Durango is in the southwestern part of the Rocky Mountains state of Colorado. It is perhaps most famous for the historic narrow gauge railroad that connects Durango with Silverton.
The town is well connected by highways from all major compass points, but some care should be taken if driving here from the east via US Highway 160. This spectacular highway crosses high Wolf Creek Pass (nice ski area nearby) east of Durango, in an area that receives a great deal of snowfall, and is often closed for a time during the winter.
Durango is nestled in the Animas River Valley surrounded by the San Juan Mountains. The Animas River—El Río de las Animas Perdidas or the River of Lost Souls—runs through downtown and boasts gold medal fly fishing waters, and is very popular for whitewater rafting, kayaking and canoeing. Durango is an outdoor activity paradise—hiking, mountain biking, road biking, backpacking, rock climbing, hunting, off-roading, year-round fishing, kayaking, rafting and golfing—to name just a few.
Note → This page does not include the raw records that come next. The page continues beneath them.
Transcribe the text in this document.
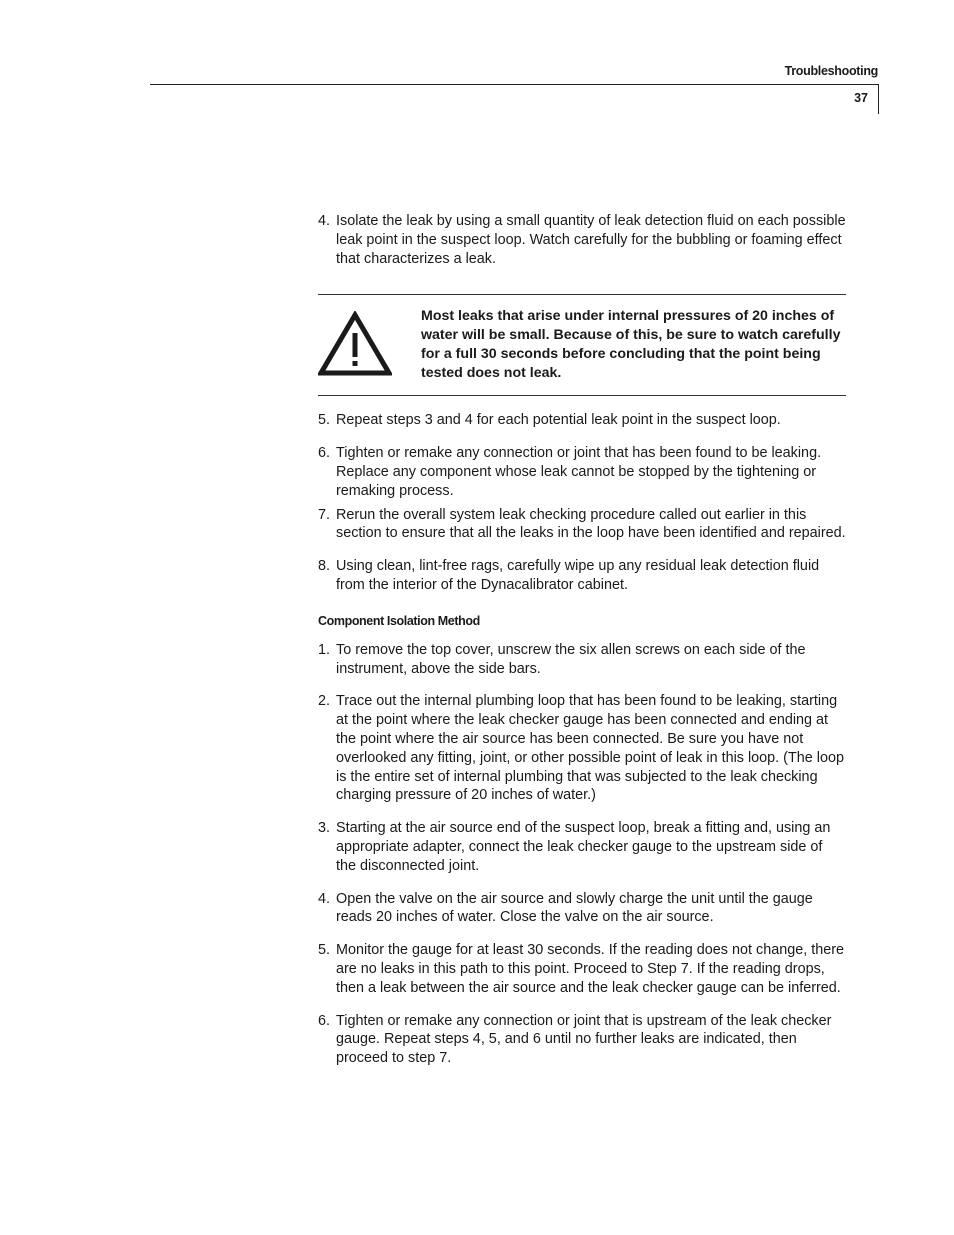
Troubleshooting
37
4. Isolate the leak by using a small quantity of leak detection fluid on each possible leak point in the suspect loop. Watch carefully for the bubbling or foaming effect that characterizes a leak.
Most leaks that arise under internal pressures of 20 inches of water will be small. Because of this, be sure to watch carefully for a full 30 seconds before concluding that the point being tested does not leak.
5. Repeat steps 3 and 4 for each potential leak point in the suspect loop.
6. Tighten or remake any connection or joint that has been found to be leaking. Replace any component whose leak cannot be stopped by the tightening or remaking process.
7. Rerun the overall system leak checking procedure called out earlier in this section to ensure that all the leaks in the loop have been identified and repaired.
8. Using clean, lint-free rags, carefully wipe up any residual leak detection fluid from the interior of the Dynacalibrator cabinet.
Component Isolation Method
1. To remove the top cover, unscrew the six allen screws on each side of the instrument, above the side bars.
2. Trace out the internal plumbing loop that has been found to be leaking, starting at the point where the leak checker gauge has been connected and ending at the point where the air source has been connected. Be sure you have not overlooked any fitting, joint, or other possible point of leak in this loop. (The loop is the entire set of internal plumbing that was subjected to the leak checking charging pressure of 20 inches of water.)
3. Starting at the air source end of the suspect loop, break a fitting and, using an appropriate adapter, connect the leak checker gauge to the upstream side of the disconnected joint.
4. Open the valve on the air source and slowly charge the unit until the gauge reads 20 inches of water. Close the valve on the air source.
5. Monitor the gauge for at least 30 seconds. If the reading does not change, there are no leaks in this path to this point. Proceed to Step 7. If the reading drops, then a leak between the air source and the leak checker gauge can be inferred.
6. Tighten or remake any connection or joint that is upstream of the leak checker gauge. Repeat steps 4, 5, and 6 until no further leaks are indicated, then proceed to step 7.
In the winter, Durango has easy access to five major ski areas, including Purgatory at Durango Mountain Resort, located just twenty-five minutes north of downtown. Located thirty-five miles west of Durango is Mesa Verde National Park, a UNESCO World Heritage Site known for its Ancestral Puebloan Cliff Dwellings.
Durango is also home to the Snowdown Festival, an event which includes fireworks and a parade. The parade is the centerpiece and usually occurs the last Friday of January or the first Friday of February. The city is also home to the annual Music in the Mountains summer music festival, which features performances by many of the world's finest classical musicians.